Vale a pena esclarecer o que significa escolher cada uma daquelas três opções: "Compatibilismo", "Libertismo" e "Não há livre-arbítrio".
O compatibilismo é a posição segundo a qual há livre-arbítrio mesmo que tudo esteja causalmente determinado. Os filósofos que se consideraram compatibilistas juntam-se, assim, a outros filósofos ilustres como Hobbes e Hume, mas também a Daniel Dennett e Harry Frankfurt, só para dar alguns exemplos.
O libertismo é a perspectiva incompatibilista segundo a qual há livre-arbítrio e nem tudo está causalmente determinado. Os que escolheram esta resposta juntam-se a Descartes e Kant, mas também a Peter van Inwagen, Robert Kane e Carl Ginet, por exemplo.
Por fim, a posição de que não há livre-arbítrio não deve ser confundida com o determinismo radical, uma posição incompatibilista hoje minoritária entre quem defende que não há livre-arbítrio.
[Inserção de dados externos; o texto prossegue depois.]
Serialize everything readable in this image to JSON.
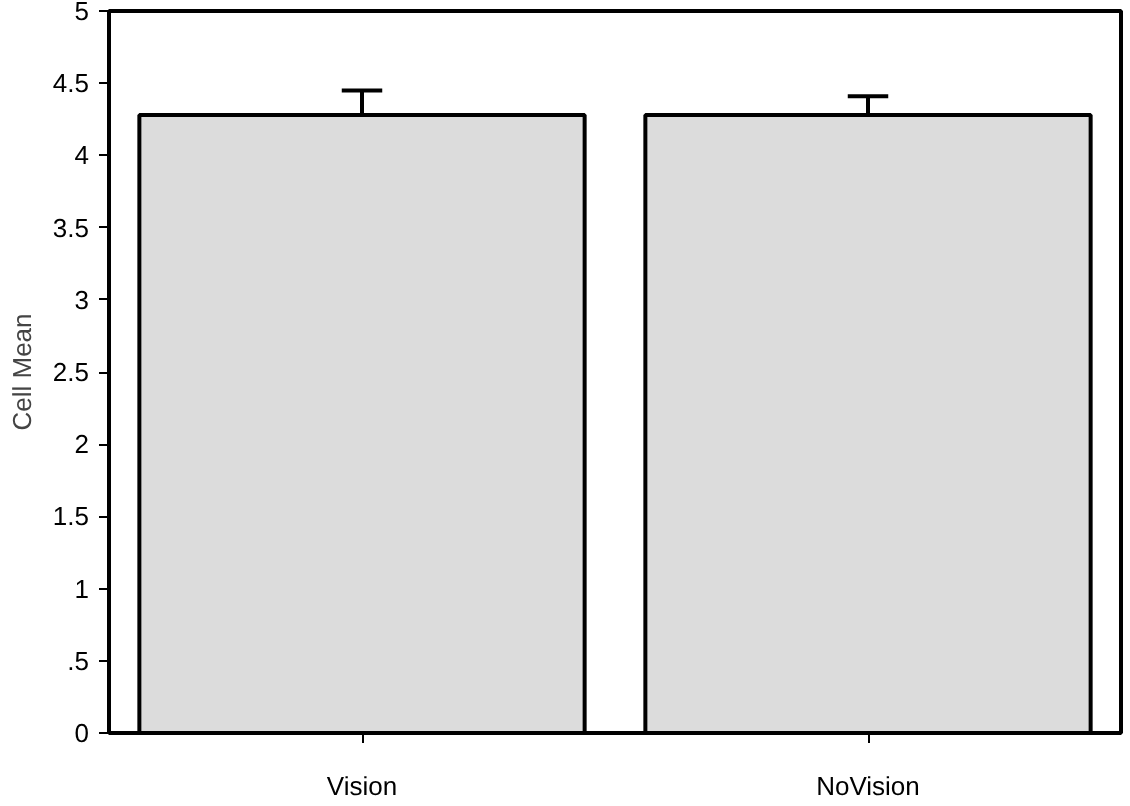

Isto porque se pode defender, como tem sido mais frequente, que não há livre-arbítrio independentemente de tudo estar ou não causalmente determinado. Esta é a posição dos incompatibilistas radicais (por vezes chamados pessimistas), para quem não temos livre-arbítrio, quer o determinismo causal seja verdadeiro quer seja falso. Estes filósofos deixam para os cientistas a questão de apurar se tudo está ou não causalmente determinado, sendo certo que é indiferente que esteja ou não tudo causalmente determinado: qualquer dos casos é incompatível com o livre-arbítrio. Assim, quem responde que não há livre-arbítrio, estará a associar-se a nomes como Espinosa e Nietzsche (estes sim, alegadamente deterministas radicais), mas também a incompatibilistas como Galen Strawson e Derk Pereboom.
Quanto aos resultados do inquérito, não é de todo surpreendente que a maioria dos filósofos da religião fujam ao padrão, considerando-se maioritariamente libertistas. Também não é surpreendente que os filósofos da ciência sejam os que, pelo contrário, menos aderem ao libertismo. E talvez também não seja muito surpreendente que os especialistas na chamada "filosofia continental" sejam os que menos respondem que não há livre-arbítrio. Mais surpreendente é os filósofos da física serem dos que, percentualmente, mais aderem ao compatibilismo.